Today’s highlights: why policing insider trading in prediction markets is getting trickier — and new evidence that later school start times help kids sleep and learn.
Why catching insider trading is so difficult
Insider trading still pays, and it’s getting weirder. Recent headlines include an American service member who allegedly turned $33,000 into more than $400,000 using classified information. Even bigger sums have appeared on prediction markets like Polymarket, where well‑timed bets tracked outcomes such as whether the U.S. would bomb Iran or capture Venezuela’s Nicolás Maduro.
If a lawmaker or someone with privileged information places those bets, you’d think it would be straightforwardly illegal. In practice, it’s not. The enforcement challenge lies less in the bets themselves and more in how these platforms are built.
Some prediction market operators present a U.S.-facing, regulated front end, but their real activity runs on largely anonymous, crypto-based back ends operating internationally. That split makes it hard for regulators to see who is placing big wagers. Cryptocurrency can increase user anonymity, and when large stakes move through offshore or pseudonymous accounts, investigators struggle to tie trades to specific people.
Blockchain adds another wrinkle: transactions are permanent and transparent on-chain, but linking an on‑chain wallet to an identifiable person is often difficult. That permanence helps reconstruction once identities are known, but it doesn’t necessarily help catch or prevent suspicious trades in real time.
Senator Richard Blumenthal has proposed treating some prediction markets more like regulated sportsbooks, bringing them under stricter U.S. rules to reduce anonymity and limit opportunities for insider advantage. The idea is to close the gap between the compliant front end and the anonymous back end so platforms can’t effectively have it both ways. Whether legislation will be enough — or whether enforcement will keep up with evolving crypto structures — remains an open question.
Quick notes: other topics we’re tracking this week
– Advances in AI and model deployment continue to surprise — sometimes companies hold back powerful models for safety concerns, yet other similarly capable systems exist elsewhere.
– Geopolitical and institutional questions keep bubbling up: debates over NATO’s relevance and past tensions between presidents and the Federal Reserve are in the news.
News we’re watching
1) Can the grid meet surging electricity demand?
Demand forecasts tied to data centers and AI compute have shocked utilities. One major Texas utility reported asking for planning that would bring 122 gigawatts of demand to its system over the next five years — while the regional grid’s current maximum deliverable capacity is roughly 85 gigawatts. That implies increasing available capacity by around 143% for just that utility’s customers, a pace far beyond normal growth (typical annual increases are under 2%).

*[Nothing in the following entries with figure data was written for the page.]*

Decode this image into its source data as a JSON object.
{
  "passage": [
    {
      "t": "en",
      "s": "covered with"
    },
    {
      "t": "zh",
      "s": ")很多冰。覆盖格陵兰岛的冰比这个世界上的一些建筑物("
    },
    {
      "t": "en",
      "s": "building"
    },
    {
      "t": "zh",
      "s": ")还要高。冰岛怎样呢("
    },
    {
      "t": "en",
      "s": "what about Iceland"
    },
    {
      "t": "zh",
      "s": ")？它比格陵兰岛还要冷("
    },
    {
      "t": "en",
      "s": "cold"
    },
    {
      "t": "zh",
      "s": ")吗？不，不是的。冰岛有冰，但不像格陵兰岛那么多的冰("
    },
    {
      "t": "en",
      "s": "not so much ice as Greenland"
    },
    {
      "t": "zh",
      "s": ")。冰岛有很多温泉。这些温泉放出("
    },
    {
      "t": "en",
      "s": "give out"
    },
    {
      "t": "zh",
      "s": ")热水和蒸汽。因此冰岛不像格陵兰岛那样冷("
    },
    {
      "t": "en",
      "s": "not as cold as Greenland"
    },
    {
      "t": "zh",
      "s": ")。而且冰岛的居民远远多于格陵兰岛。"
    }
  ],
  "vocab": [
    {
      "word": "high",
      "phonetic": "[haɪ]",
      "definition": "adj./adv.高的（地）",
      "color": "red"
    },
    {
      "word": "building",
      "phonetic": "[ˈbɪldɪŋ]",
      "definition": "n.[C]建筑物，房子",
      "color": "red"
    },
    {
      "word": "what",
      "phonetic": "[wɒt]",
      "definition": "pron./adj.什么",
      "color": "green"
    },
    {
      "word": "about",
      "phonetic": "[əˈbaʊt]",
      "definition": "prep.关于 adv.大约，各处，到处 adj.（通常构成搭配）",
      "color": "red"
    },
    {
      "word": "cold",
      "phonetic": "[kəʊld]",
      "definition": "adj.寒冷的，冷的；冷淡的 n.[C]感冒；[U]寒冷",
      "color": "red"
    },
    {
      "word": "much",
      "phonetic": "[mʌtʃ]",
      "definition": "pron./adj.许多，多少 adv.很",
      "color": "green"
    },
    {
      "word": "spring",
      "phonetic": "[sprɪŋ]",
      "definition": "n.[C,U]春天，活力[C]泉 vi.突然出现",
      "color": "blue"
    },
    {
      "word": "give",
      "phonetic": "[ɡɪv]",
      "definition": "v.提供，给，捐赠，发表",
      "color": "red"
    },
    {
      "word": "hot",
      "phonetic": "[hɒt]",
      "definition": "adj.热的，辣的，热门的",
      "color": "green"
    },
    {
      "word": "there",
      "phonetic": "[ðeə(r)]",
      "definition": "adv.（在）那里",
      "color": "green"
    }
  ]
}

Former FERC chair Jon Wellinghoff calls this “off the charts.” There are reports of single projects proposing 5 GW in areas whose total current loads are a fraction of that — for example, a 5 GW project compared with roughly 840 MW for a whole city. Practical limits, permitting battles, community opposition and competition among developers mean a fair share of proposed projects may never get built; some developers have already canceled dozens of planned data centers amid local pushback.
In short: technically and politically, it will be extremely hard to add this much capacity quickly. Expect many announced projects to be trimmed, delayed or dropped.
2) Does more sleep improve student performance?
California’s 2022 law that pushed back middle and high school start times gave researchers an opportunity to study real policy effects. The results are encouraging: students did get more sleep overall; boys showed meaningful improvements in mental health measures; and many students improved their math and English scores. The biggest academic gains were seen among Hispanic students and those from economically disadvantaged backgrounds.
Why this matters: changing a schedule — not pouring money into new programs — delivered measurable benefits. Later start times are a low‑tech adjustment that appears to improve both well‑being and learning, especially for groups who have historically lagged on test outcomes.
Bottom line
Both stories are about incentives and structure. In markets, architecture matters: platform design, offshore operations and crypto rails can create opportunities for misuse and make enforcement hard. In schools, a simple institutional change — shifting start times — can produce better outcomes because it aligns system incentives with human biology. Policy and regulation can matter as much as individual behavior, for better or worse.